Black Rebel Motorcycle Club – Howl

Alternative RockFolk RockRock, VÖ: August 2005
Einst war der BLACK REBEL MOTORCYCLE CLUB dafür bekannt, Riffs zu sprengen, die an die Stooges und die Sex Pistols erinnern. Nach der Abfuhr durch Virgin hat sich die Band erholt und ein größtenteils akustisches Album gemacht, das von klassischem Folk, Blues und Gospel durchtränkt ist.

Peter Hayes und Robert Turner sind in ihre Heimatstadt San Francisco zurückgekehrt und haben ihre abgedroschenen Garage-Band-Melodien abgelegt und sich stattdessen dafür entschieden, sich mit ein paar Akustikgitarren hinzusetzen und ihre Köpfe dem Licht zuzuwenden. Die feierliche Jam-Session im Kern des Eröffnungstracks „Shuffle Your Feet“ gibt den Ton für die dritte Platte „Howl“ an. Das Ausstöpseln der E-Gitarren hat zu keinem Leistungsverlust geführt, da sich durch die bandeigene Produktion jeder Track voll und bullig anfühlt. „Howl“ verzichtet auf schwarzes Leder und allzu kühles Gehabe und lässt ausschweifende Akustikgitarre und himmlische Chöre aufsteigen und zeigt uns eine atemberaubende klangliche Neuerfindung.
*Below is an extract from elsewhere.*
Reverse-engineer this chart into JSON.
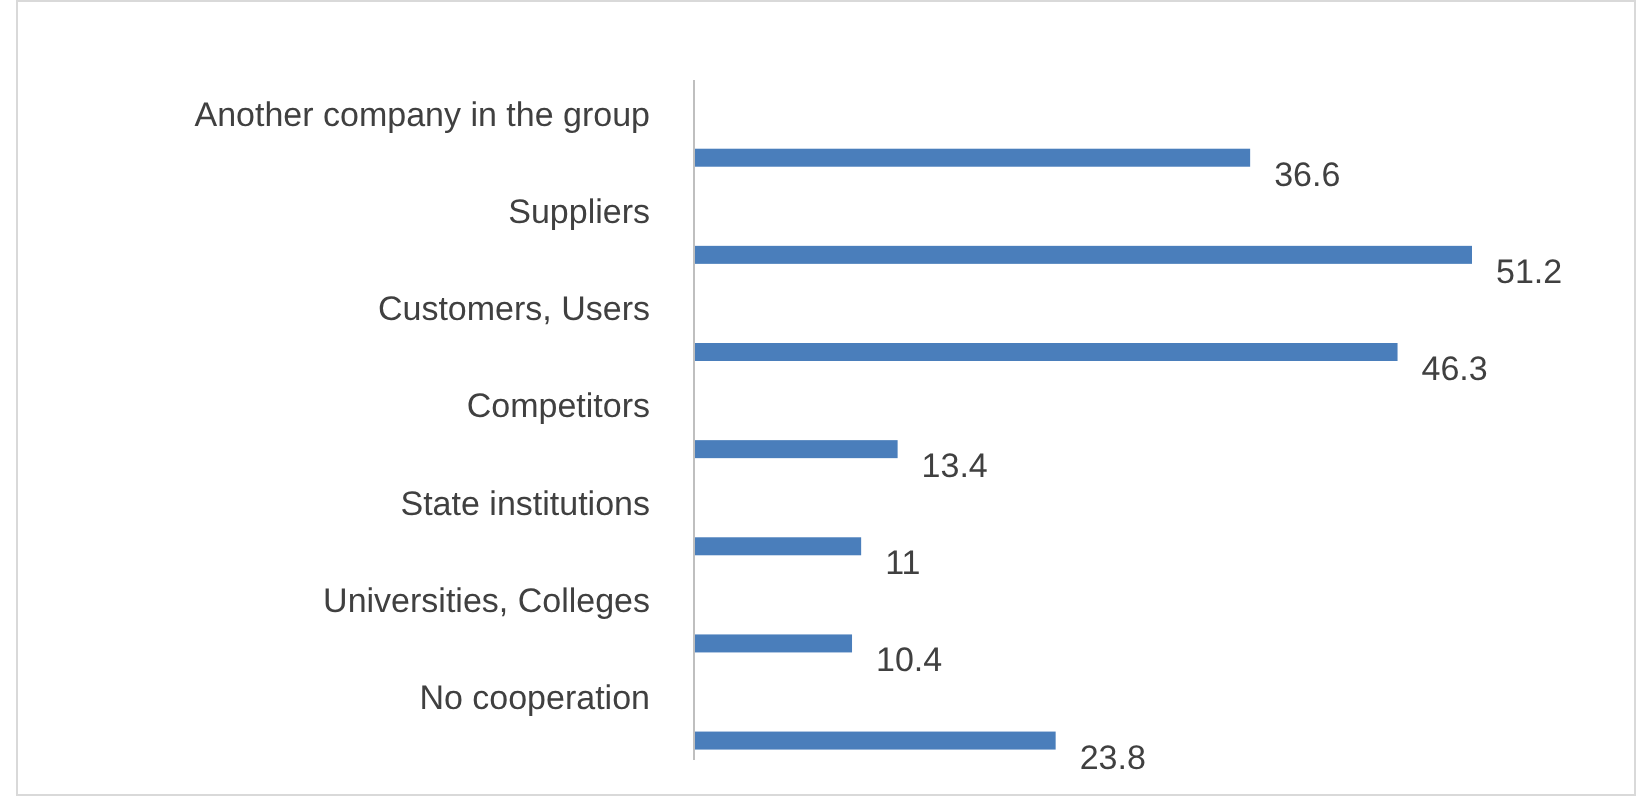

Spuren von Shoegazer-Pop sind im Titeltrack offensichtlich, und in der Tat zieht sich die mürrische Majestät, die “Take Them On, On Your Own“ aus dem Jahr 2003 zu einem so bemerkenswerten Album machte, auch hier ein wenig entlang der akustischen Ränder.

„Howl“ fühlt sich von Anfang bis Ende nicht weniger als echt an, und während Fans diese neue Richtung beklagen mögen, ist es wirklich erfrischend zu sehen, wie eine Band, die einst auf leeren, sexy Posen aufgebaut wurde, nun den Anspruch auf Versuche der Tiefgründigkeit für sich stellt, so flüchtig sie auch sein mögen. Die erste Single „Ain’t No Easy Way“ ist vollgestopft mit rauen Steel-Gitarren-Riffs und einer knutschenden Mundharmonika – die volle Ladung inbrünstiger Scheunentanz zu stampfendem Country Rock. Der natürlicher Hang des Black Rebel Motorcycle Club zum Lauten und Bombastischen funktioniert hier gut; Überraschenderweise ist „Ain’t No Easy Way“ ein vollkommen überzeugender Wurf, seltsamerweise frei von umständlichen Erfindungen. 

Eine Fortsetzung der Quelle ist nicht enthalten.